The researchers found higher error rates in the condition with the most intrusive monitoring equipment (Group 1) compared to the least (Group 3).

Observers Affect Heart Rate & Metrics (Sometimes)

In 2009, Sonderegger & Sauer had 60 participants attempt tasks on a mobile phone prototype in one of three conditions:

  1. Facilitator with two observers in the same room
  2. Single observer in the room (classic usability test)
  3. Electronic setup (no facilitator or observer in the room)

In something that sounds like it’s from a 1950s psychology lab experiment, they wired participants to track heart rate variability (a measure of stress) and also tracked several usability metrics (perceived ease, task completion, time, interface attractiveness, and participant’s emotions).

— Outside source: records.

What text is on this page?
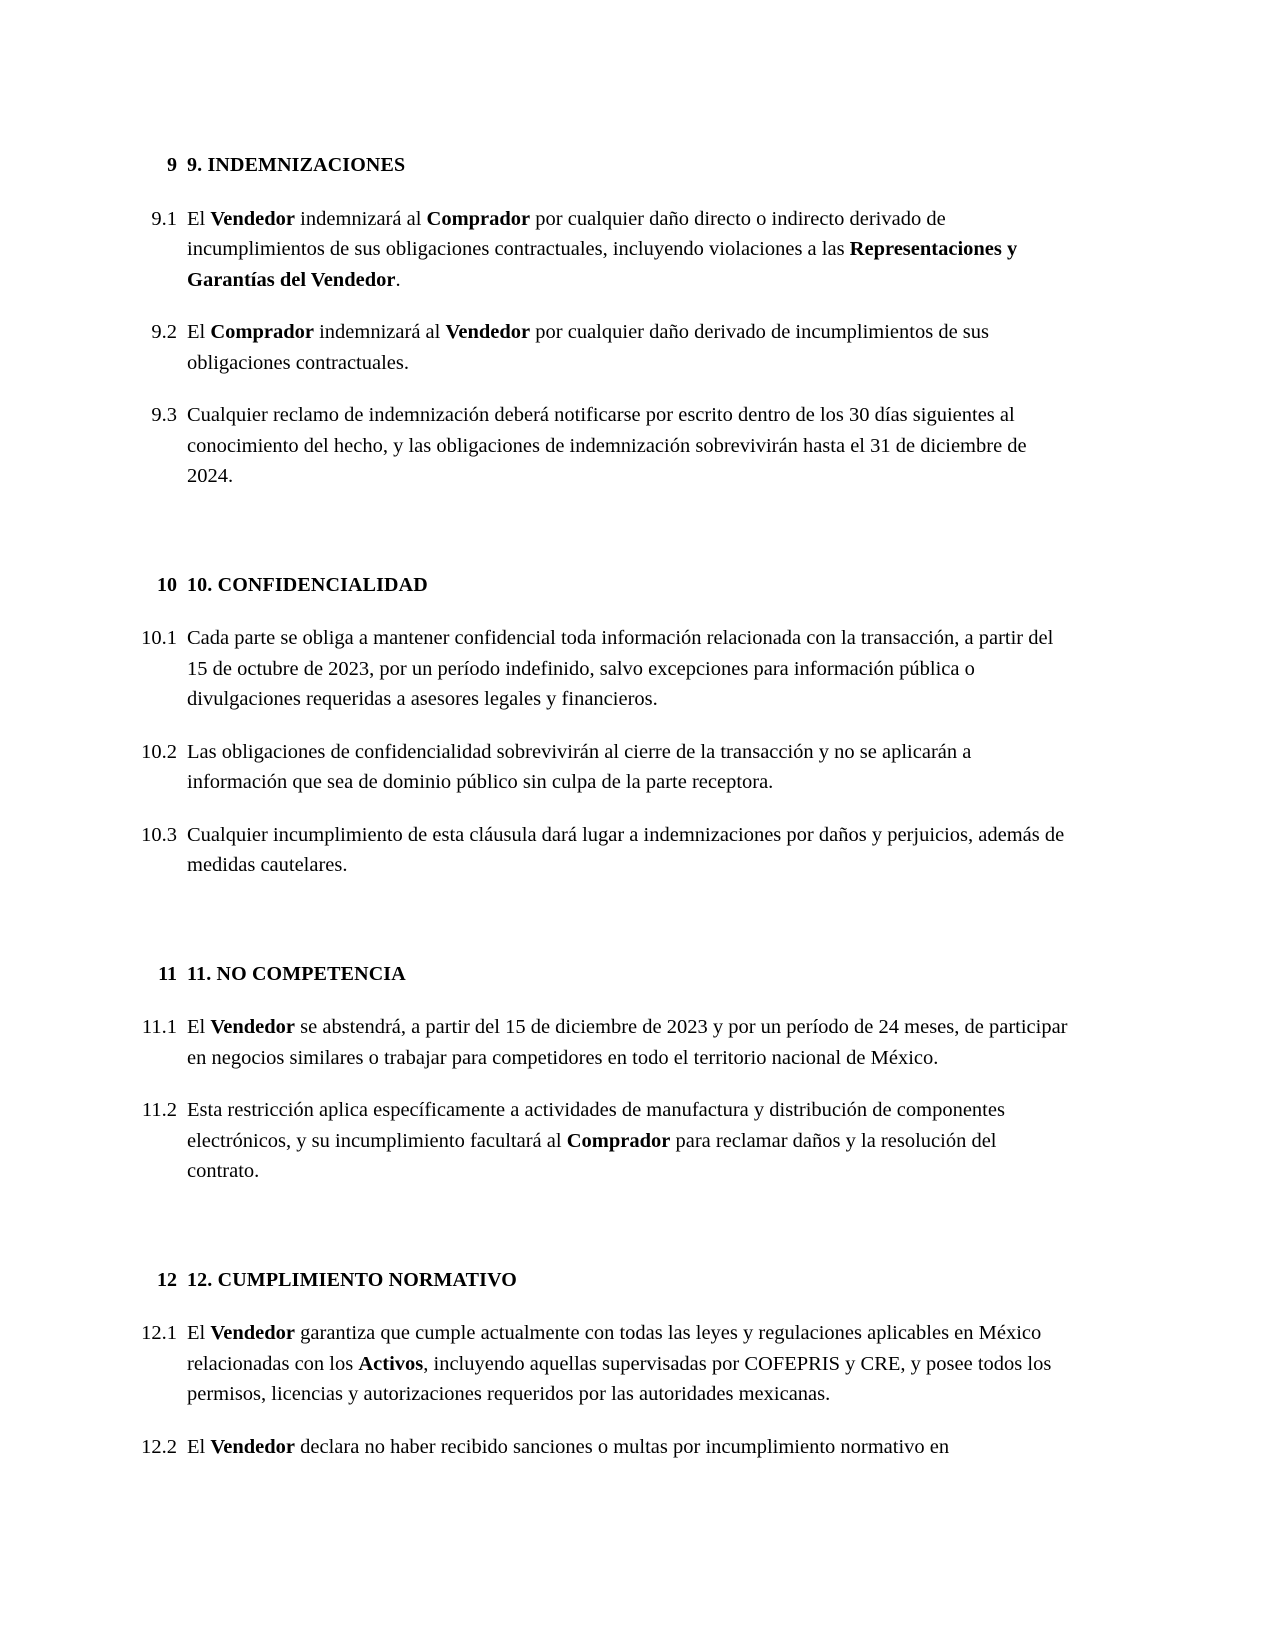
9 9. INDEMNIZACIONES
9.1 El Vendedor indemnizará al Comprador por cualquier daño directo o indirecto derivado de incumplimientos de sus obligaciones contractuales, incluyendo violaciones a las Representaciones y Garantías del Vendedor.
9.2 El Comprador indemnizará al Vendedor por cualquier daño derivado de incumplimientos de sus obligaciones contractuales.
9.3 Cualquier reclamo de indemnización deberá notificarse por escrito dentro de los 30 días siguientes al conocimiento del hecho, y las obligaciones de indemnización sobrevivirán hasta el 31 de diciembre de 2024.
10 10. CONFIDENCIALIDAD
10.1 Cada parte se obliga a mantener confidencial toda información relacionada con la transacción, a partir del 15 de octubre de 2023, por un período indefinido, salvo excepciones para información pública o divulgaciones requeridas a asesores legales y financieros.
10.2 Las obligaciones de confidencialidad sobrevivirán al cierre de la transacción y no se aplicarán a información que sea de dominio público sin culpa de la parte receptora.
10.3 Cualquier incumplimiento de esta cláusula dará lugar a indemnizaciones por daños y perjuicios, además de medidas cautelares.
11 11. NO COMPETENCIA
11.1 El Vendedor se abstendrá, a partir del 15 de diciembre de 2023 y por un período de 24 meses, de participar en negocios similares o trabajar para competidores en todo el territorio nacional de México.
11.2 Esta restricción aplica específicamente a actividades de manufactura y distribución de componentes electrónicos, y su incumplimiento facultará al Comprador para reclamar daños y la resolución del contrato.
12 12. CUMPLIMIENTO NORMATIVO
12.1 El Vendedor garantiza que cumple actualmente con todas las leyes y regulaciones aplicables en México relacionadas con los Activos, incluyendo aquellas supervisadas por COFEPRIS y CRE, y posee todos los permisos, licencias y autorizaciones requeridos por las autoridades mexicanas.
12.2 El Vendedor declara no haber recibido sanciones o multas por incumplimiento normativo en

They found that the presence of the two additional observers (a mix of men and women) had a negative impact on participants. The non-interactive additional observers led to:

  • More stress (decreased heart rate variability)
  • Lower task completion rates
  • Longer task times
  • Less positive emotional affect

There was no difference in perceived usability (using the PSSUQ) or attractiveness.

 

In 2014, Uebelbacher had 80 participants attempt easy and difficult tasks on both a prototype and full finished tour-guide app on an iPhone 3. Participants were assigned one of two conditions:

  1. No observers or facilitators in the room
  2. Facilitator plus two observers (one man and woman)

No differences in task completion, task time, perceived ease (from the PSSUQ), or emotional ratings were found. They did however find a difference in physiological measures (heart rate variability). They were unable to replicate the findings from Sonderegger & Sauer, but did show that heart rate variability was a sensitive measure of stress. They noted:

“When observers were present, there was a much stronger increase in mean heart rate from resting phase to task completion phase (+5.4bpm) than when participants were working on their own.”

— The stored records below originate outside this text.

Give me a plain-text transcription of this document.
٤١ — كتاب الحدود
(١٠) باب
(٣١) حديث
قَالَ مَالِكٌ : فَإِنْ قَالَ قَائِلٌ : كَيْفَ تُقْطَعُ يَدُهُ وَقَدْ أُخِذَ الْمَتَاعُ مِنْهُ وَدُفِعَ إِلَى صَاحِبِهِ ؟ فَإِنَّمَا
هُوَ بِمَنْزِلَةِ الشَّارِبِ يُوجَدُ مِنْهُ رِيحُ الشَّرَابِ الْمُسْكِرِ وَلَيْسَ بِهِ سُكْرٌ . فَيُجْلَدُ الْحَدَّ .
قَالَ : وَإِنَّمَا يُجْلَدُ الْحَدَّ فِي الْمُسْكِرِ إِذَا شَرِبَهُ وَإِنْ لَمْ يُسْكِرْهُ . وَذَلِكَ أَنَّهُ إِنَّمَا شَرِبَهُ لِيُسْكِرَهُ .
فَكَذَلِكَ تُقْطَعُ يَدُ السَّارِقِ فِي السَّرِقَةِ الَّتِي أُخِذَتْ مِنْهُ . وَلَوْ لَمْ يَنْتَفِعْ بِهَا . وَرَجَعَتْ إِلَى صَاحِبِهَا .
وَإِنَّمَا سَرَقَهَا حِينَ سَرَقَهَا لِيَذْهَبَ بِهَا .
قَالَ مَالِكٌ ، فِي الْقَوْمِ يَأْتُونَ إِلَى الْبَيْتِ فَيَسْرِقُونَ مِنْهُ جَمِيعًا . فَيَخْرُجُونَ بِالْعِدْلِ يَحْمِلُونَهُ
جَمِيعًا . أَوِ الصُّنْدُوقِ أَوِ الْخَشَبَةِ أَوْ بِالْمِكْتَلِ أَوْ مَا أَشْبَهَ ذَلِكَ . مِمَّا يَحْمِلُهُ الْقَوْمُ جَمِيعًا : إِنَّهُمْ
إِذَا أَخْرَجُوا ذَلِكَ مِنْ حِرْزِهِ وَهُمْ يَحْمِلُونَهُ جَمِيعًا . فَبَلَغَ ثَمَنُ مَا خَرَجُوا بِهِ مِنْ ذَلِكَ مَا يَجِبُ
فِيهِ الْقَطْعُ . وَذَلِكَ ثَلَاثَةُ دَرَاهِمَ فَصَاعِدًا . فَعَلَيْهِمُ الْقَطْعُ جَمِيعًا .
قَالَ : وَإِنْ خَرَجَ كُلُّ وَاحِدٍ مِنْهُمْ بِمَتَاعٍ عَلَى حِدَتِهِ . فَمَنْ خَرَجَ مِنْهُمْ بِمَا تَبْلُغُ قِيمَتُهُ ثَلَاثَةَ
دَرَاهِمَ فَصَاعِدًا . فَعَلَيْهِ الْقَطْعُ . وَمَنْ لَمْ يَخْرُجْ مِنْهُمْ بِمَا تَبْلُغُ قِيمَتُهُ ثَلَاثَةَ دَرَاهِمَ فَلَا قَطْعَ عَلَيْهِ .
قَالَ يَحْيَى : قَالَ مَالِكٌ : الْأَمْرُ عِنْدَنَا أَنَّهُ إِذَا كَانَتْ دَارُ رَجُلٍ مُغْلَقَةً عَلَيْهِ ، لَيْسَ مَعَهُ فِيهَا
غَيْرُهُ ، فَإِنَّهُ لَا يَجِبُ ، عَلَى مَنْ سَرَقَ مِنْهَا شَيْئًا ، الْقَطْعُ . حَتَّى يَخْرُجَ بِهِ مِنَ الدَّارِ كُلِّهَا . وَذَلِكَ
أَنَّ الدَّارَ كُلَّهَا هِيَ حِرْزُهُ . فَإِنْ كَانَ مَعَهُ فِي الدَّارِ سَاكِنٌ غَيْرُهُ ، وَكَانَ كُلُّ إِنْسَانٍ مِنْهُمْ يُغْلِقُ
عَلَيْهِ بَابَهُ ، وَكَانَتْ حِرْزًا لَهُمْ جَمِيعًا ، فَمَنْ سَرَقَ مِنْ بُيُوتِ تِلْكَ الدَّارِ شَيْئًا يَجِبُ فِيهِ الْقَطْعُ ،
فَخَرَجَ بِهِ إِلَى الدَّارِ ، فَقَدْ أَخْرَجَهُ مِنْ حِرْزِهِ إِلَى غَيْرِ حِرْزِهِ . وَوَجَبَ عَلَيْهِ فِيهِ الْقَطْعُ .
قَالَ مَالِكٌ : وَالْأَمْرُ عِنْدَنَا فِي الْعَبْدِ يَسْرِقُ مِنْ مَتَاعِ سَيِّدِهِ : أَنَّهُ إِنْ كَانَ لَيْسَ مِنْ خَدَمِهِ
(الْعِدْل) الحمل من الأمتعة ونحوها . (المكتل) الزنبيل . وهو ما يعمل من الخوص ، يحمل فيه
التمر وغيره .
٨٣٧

Uebelbacher additionally noted that participants with observers present reported feeling more disturbed by observation, but less so with older participants who indicated that they generally felt less observed than younger participants (a potential age effect).

Summary

Here are some findings and takeaways from the research on observers on usability tests.

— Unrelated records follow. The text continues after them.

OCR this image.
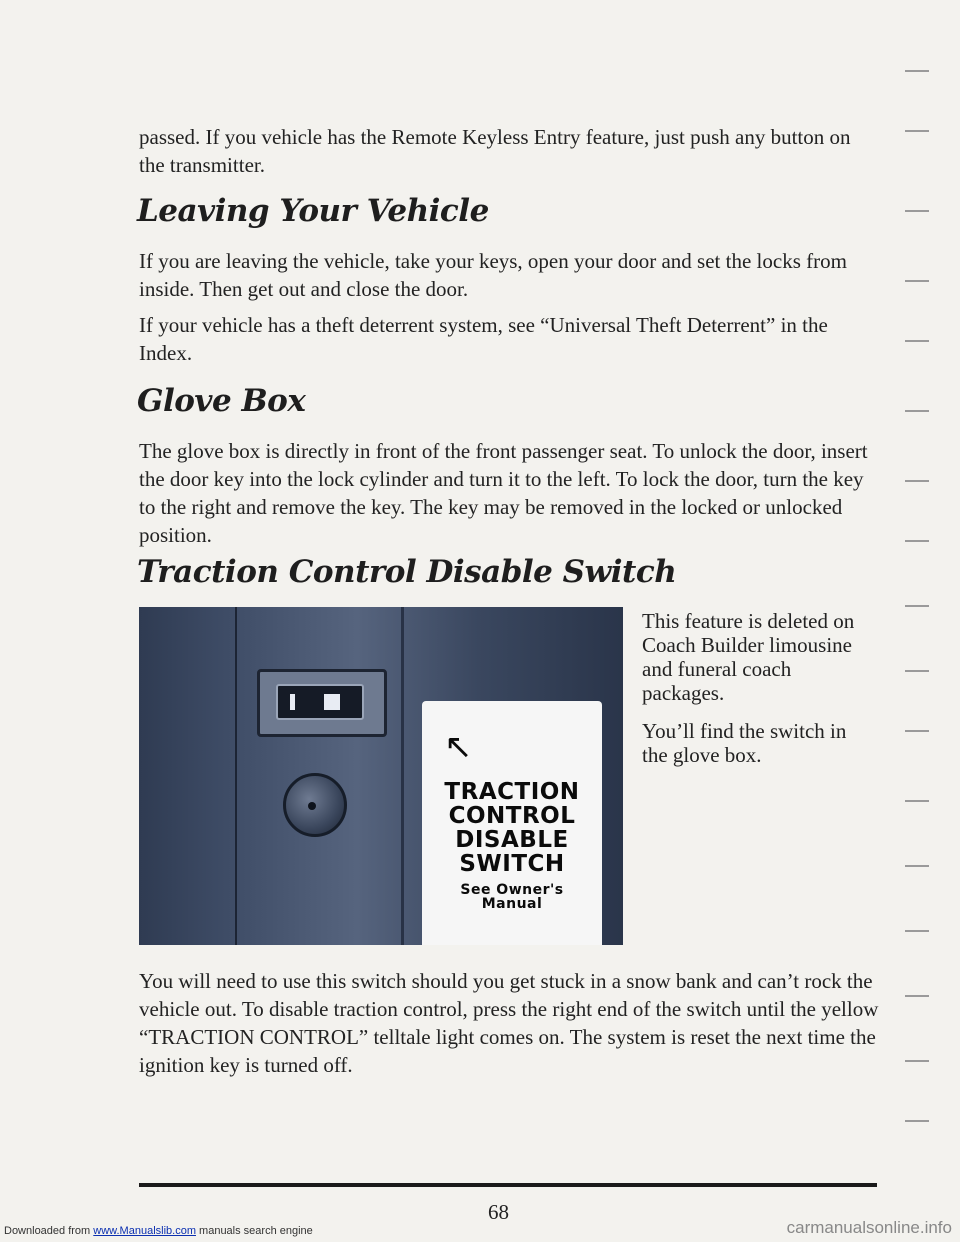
passed. If you vehicle has the Remote Keyless Entry feature, just push any button on the transmitter.

Leaving Your Vehicle

If you are leaving the vehicle, take your keys, open your door and set the locks from inside. Then get out and close the door.

If your vehicle has a theft deterrent system, see “Universal Theft Deterrent” in the Index.

Glove Box

The glove box is directly in front of the front passenger seat. To unlock the door, insert the door key into the lock cylinder and turn it to the left. To lock the door, turn the key to the right and remove the key. The key may be removed in the locked or unlocked position.

Traction Control Disable Switch
↖
TRACTION
CONTROL
DISABLE
SWITCH
See Owner's
Manual

This feature is deleted on Coach Builder limousine and funeral coach packages.

You’ll find the switch in the glove box.

You will need to use this switch should you get stuck in a snow bank and can’t rock the vehicle out. To disable traction control, press the right end of the switch until the yellow “TRACTION CONTROL” telltale light comes on. The system is reset the next time the ignition key is turned off.

68
Downloaded from www.Manualslib.com manuals search engine	carmanualsonline.info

  1. The type and number of people observing a usability test likely has some effect on the physiology of the participant (e.g. heart rate).
  2. While the heart rate may increase as a sign of increased stress, it’s unclear to what extent heart rate affects usability data.
  3. Participants may actually perform better on some tasks and worse on others, but more research is needed to confirm this effect.
  4. Additional research is needed to understand how age and gender may moderate observation effects (e.g. female versus male observers and older versus younger participants).
  5. The more intrusive the monitoring equipment, there’s likely an increase in stress levels and potentially an effect on performance (e.g. more errors).
  6. When setting up a usability lab, minimize the conspicuousness and intrusiveness of the monitoring equipment as much as possible.
  7. Have observers who aren’t interacting with the participant watch in another room or remotely. In our usability tests, clients watch from an observation room or off site using GoTo Meeting and a live YouTube stream.
  8. Be sure your facilitators and observers aren’t wearing white lab coats.